W przeciwieństwie do niej, na Malfoya zerkało się nieufnie i potajemnie ostrzegano przed nim swoje dzieci. Te podejrzliwe spojrzenia Dracon czuł na sobie cały wieczór. Jednym haustem opróżnił szklankę z jakimś mocnym drinkiem i w momencie, gdy właśnie odwracał się do swojej żony, jego oko wychwyciło dwie postacie, które pojawiły się w progu drzwi.

Harry Potter i jego żona, Luna Lovegood. Nie potrafił powstrzymać przyspieszonego bicia serce. Prześlizgnął się między rozmawiającymi grupkami czarodziejów, docierając do Hermiony, która rozmawiała właśnie z kilkoma politykami.

- Słyszeliście, że coraz więcej czarodziejów pragnie, by mugole dowiedzieli się o naszym istnieniu? - Uśmiechnęła się pobłażliwie, a pozostali parsknęli z kpiną. Kobieta stuknęła swoim kieliszkiem o kieliszki towarzyszy. - Niedorzeczne.

- Herm - pociągnął dziewczynę za tył sukienki, a kobieta odwróciła się do niego z zaskoczeniem. - Harry tutaj jest.

- Draco, nie przeszkadzaj mi - syknęła, chwytając mocno mężczyznę za rękę i odciągnęła na bok. - Próbuję kupić sobie więcej głosów na kampanię. Twoje głupie fanaberie mi nie pomogą...

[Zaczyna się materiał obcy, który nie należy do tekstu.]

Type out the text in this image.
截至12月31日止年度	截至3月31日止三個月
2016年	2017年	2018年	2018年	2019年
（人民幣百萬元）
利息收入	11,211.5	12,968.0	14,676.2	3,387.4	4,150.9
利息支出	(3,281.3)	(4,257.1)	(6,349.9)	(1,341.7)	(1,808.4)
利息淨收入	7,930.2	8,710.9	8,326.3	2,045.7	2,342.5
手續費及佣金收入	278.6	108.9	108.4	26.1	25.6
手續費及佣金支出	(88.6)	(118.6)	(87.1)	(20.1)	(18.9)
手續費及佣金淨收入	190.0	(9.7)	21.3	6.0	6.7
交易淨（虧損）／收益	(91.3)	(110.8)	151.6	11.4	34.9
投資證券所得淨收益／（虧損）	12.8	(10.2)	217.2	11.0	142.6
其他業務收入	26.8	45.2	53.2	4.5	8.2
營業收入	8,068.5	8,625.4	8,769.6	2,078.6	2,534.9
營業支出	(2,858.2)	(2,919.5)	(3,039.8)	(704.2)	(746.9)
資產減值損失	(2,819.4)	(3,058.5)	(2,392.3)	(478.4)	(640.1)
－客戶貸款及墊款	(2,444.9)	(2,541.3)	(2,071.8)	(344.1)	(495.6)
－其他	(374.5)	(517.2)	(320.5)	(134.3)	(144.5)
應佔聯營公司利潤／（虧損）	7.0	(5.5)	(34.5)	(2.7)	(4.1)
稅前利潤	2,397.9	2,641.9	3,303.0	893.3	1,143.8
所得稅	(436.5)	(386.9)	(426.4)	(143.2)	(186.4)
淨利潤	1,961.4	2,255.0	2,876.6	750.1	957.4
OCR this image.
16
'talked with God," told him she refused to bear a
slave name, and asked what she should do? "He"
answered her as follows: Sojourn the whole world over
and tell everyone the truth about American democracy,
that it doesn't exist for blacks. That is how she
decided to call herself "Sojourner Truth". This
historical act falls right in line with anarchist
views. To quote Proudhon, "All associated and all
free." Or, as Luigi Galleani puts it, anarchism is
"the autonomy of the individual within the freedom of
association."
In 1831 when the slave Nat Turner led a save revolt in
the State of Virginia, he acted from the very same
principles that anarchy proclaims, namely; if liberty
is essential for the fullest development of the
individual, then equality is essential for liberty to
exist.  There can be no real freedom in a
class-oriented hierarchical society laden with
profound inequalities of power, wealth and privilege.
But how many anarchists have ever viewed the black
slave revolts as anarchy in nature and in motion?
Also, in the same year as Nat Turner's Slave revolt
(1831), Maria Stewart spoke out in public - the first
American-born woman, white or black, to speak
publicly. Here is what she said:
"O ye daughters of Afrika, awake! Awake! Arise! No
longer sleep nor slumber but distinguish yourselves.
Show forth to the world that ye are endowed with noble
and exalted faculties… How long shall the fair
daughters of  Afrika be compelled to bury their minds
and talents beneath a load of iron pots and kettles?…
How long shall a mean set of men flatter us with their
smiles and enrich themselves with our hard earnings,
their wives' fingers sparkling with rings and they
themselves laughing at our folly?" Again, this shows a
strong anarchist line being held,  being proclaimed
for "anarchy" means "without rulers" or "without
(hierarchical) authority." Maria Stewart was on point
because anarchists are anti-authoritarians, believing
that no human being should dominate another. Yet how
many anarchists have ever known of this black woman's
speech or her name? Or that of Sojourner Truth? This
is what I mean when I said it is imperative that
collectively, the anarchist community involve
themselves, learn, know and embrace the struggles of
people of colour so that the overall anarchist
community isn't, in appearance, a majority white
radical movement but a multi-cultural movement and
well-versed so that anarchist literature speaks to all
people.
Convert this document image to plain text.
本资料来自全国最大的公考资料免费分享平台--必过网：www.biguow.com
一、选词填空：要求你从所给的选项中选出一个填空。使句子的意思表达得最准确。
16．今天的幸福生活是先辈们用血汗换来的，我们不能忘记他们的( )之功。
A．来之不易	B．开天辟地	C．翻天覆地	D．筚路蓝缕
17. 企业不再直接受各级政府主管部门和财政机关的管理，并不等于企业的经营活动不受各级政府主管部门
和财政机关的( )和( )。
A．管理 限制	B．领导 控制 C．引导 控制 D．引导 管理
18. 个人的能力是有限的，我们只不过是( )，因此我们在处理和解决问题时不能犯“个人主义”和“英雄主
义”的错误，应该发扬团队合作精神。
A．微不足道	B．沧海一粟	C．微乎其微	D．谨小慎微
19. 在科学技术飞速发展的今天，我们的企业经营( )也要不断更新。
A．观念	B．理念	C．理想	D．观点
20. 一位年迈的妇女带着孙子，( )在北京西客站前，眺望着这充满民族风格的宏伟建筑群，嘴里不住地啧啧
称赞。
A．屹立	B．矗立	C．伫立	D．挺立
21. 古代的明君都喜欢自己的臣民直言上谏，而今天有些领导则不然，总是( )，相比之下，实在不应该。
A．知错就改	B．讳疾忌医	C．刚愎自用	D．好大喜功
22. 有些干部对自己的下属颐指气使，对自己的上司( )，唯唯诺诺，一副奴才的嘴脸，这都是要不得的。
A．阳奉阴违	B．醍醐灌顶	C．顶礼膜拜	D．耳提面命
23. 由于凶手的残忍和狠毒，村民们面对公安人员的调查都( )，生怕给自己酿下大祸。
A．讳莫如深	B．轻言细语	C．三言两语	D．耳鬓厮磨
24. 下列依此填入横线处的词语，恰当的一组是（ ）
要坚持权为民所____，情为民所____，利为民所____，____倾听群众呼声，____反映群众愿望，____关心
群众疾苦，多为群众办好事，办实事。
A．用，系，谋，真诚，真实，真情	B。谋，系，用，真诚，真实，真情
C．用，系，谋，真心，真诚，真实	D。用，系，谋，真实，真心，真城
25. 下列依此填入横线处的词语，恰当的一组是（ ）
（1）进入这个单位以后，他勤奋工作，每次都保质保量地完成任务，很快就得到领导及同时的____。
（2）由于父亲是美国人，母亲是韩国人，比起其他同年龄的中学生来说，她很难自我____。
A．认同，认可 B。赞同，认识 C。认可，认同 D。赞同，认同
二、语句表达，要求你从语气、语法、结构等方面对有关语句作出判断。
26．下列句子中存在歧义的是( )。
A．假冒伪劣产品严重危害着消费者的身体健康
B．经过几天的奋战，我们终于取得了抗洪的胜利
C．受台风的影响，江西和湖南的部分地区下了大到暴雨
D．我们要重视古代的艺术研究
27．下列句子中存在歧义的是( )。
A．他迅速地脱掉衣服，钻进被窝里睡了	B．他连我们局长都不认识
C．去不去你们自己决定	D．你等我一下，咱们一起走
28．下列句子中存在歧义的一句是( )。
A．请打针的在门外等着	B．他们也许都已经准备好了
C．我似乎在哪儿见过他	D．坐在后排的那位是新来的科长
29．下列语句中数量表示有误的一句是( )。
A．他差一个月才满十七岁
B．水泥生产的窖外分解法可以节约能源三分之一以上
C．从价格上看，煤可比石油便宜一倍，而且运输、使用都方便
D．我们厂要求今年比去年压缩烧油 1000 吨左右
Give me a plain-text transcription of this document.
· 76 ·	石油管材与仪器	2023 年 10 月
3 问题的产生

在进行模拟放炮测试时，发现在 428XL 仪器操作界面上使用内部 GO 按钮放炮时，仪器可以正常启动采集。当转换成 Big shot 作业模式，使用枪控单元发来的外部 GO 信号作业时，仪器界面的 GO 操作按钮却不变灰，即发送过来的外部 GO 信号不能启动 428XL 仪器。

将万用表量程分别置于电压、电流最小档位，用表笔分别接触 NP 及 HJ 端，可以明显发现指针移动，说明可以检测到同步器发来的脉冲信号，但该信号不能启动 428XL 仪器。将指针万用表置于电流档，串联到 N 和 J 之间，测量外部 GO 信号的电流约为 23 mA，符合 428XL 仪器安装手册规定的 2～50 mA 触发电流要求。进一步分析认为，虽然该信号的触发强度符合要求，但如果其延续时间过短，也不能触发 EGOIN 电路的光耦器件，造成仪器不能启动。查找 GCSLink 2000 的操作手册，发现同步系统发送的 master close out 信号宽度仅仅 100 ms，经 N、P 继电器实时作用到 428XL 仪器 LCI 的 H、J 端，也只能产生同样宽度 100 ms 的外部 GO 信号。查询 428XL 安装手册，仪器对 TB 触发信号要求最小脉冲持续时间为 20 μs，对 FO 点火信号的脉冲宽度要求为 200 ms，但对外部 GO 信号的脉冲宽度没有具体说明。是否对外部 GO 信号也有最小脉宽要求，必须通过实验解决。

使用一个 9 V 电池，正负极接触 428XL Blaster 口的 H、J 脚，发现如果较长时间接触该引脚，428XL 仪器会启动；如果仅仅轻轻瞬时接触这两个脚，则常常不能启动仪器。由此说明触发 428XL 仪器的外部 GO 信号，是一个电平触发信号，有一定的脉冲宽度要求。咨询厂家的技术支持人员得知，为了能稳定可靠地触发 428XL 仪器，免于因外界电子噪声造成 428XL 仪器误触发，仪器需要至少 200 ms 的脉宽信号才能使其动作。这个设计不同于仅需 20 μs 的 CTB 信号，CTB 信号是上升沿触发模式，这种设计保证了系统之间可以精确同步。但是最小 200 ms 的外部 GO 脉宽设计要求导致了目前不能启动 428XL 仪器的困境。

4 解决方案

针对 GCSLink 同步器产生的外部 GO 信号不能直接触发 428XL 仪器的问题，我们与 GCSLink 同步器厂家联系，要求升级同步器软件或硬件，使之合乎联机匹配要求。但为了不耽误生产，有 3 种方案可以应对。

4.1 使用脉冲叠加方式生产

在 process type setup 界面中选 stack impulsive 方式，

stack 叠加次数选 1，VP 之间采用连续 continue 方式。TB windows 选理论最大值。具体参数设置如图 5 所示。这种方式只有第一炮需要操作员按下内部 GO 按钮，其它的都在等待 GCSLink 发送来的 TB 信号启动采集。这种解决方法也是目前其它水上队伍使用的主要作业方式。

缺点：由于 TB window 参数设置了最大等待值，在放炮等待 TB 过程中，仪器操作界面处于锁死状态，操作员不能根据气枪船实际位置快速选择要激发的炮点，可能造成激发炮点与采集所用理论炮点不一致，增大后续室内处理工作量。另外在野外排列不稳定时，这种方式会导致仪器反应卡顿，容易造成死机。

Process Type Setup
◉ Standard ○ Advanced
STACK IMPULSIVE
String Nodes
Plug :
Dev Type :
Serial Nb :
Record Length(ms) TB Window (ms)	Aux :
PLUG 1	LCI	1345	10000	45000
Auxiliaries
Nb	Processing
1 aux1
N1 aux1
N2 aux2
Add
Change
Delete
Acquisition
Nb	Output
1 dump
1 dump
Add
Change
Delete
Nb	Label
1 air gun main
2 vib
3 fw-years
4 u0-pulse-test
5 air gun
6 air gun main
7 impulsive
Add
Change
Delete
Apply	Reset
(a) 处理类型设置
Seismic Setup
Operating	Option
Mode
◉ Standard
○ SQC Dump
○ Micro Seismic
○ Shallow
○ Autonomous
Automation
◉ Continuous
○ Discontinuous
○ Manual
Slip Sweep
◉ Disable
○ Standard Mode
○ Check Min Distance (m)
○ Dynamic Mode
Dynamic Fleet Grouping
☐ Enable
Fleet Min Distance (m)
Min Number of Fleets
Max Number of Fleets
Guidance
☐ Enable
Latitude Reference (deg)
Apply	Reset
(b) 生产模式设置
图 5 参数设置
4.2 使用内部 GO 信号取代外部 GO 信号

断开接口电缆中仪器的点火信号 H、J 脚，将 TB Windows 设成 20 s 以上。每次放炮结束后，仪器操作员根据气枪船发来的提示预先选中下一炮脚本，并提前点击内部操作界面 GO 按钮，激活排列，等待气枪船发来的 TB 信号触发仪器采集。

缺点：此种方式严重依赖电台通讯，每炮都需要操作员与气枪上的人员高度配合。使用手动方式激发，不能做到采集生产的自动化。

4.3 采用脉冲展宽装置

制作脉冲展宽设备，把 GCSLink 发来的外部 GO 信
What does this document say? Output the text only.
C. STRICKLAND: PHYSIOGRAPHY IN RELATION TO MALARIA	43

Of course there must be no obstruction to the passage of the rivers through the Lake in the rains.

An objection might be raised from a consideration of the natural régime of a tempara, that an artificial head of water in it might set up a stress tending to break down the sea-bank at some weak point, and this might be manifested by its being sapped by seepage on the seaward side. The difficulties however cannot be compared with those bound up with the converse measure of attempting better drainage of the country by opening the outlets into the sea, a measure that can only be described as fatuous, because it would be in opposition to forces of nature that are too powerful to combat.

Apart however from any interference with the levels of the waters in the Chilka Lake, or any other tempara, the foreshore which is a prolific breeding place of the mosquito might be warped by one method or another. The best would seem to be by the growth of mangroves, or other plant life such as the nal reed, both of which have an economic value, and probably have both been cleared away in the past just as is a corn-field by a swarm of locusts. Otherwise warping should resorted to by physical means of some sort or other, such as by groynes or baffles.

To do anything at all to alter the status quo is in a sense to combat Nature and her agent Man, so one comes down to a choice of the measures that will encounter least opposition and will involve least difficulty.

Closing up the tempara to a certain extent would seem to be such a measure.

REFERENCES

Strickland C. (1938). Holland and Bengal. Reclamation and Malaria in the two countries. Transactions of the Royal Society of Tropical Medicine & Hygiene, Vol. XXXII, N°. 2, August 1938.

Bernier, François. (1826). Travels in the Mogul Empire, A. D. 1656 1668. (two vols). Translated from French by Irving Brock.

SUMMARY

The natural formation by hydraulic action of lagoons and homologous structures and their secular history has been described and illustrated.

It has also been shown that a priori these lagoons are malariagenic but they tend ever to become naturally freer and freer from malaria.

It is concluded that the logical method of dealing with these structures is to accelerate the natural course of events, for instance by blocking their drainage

- Ale to Potter... - powiedział błagalnie. - Proszę cię, kochanie, chodźmy już do domu.

Hermiona spojrzała na niego ostro, a potem podniosła spojrzenie na stojących nieśmiało Potterów.

- Mam tego dosyć - oświadczyła groźnie, wbijając paznokcie w jego rękę. - Skończmy to tu i teraz. Porozmawiamy z nimi jak normalni, cywilizowani ludzie.

- Hermiono, nie...

Pociągnęła mężczyznę do tamtej dwójki, mimo jego wyraźnego oporu. Para jednak nie zauważyła zmierzających w ich stronę Malfoyów, z zaskoczeniem wpatrując się w drzwi. Draco również przeniósł tam swój wzrok i zamarł wraz z Hermioną. W drzwiach pojawiła się kolejna para. Szczęka Draco omal nie opadła.

- A co oni tutaj robią?

Rudowłosa, olśniewająca Ginny Longbottom ze swoim nieco pulchnym mężem Neville'em. Ręką podtrzymywała swój zaokrąglony brzuch, okalany materiałem czerwonej sukni.

Nim Draco zdołał powstrzymać żonę, Hermiona promiennie się uśmiechnęła i uniosła rękę w górę.

- Ginny, tutaj... - pomachała do swojej przyjaciółki.

Do tej pory niezauważeni przez Potterów Malfoyowie natychmiast stali się centrum zainteresowania Harry'ego i Luny. Pary wpatrywały się w siebie przerażonym wzrokiem.

A najbardziej przerażony był Harry i Draco. Osłupiali, pierwszy raz od lat, patrzyli sobie w oczy.

To prosta historia, w której dwoje ludzi nie może żyć zarówno razem, jak i osobno.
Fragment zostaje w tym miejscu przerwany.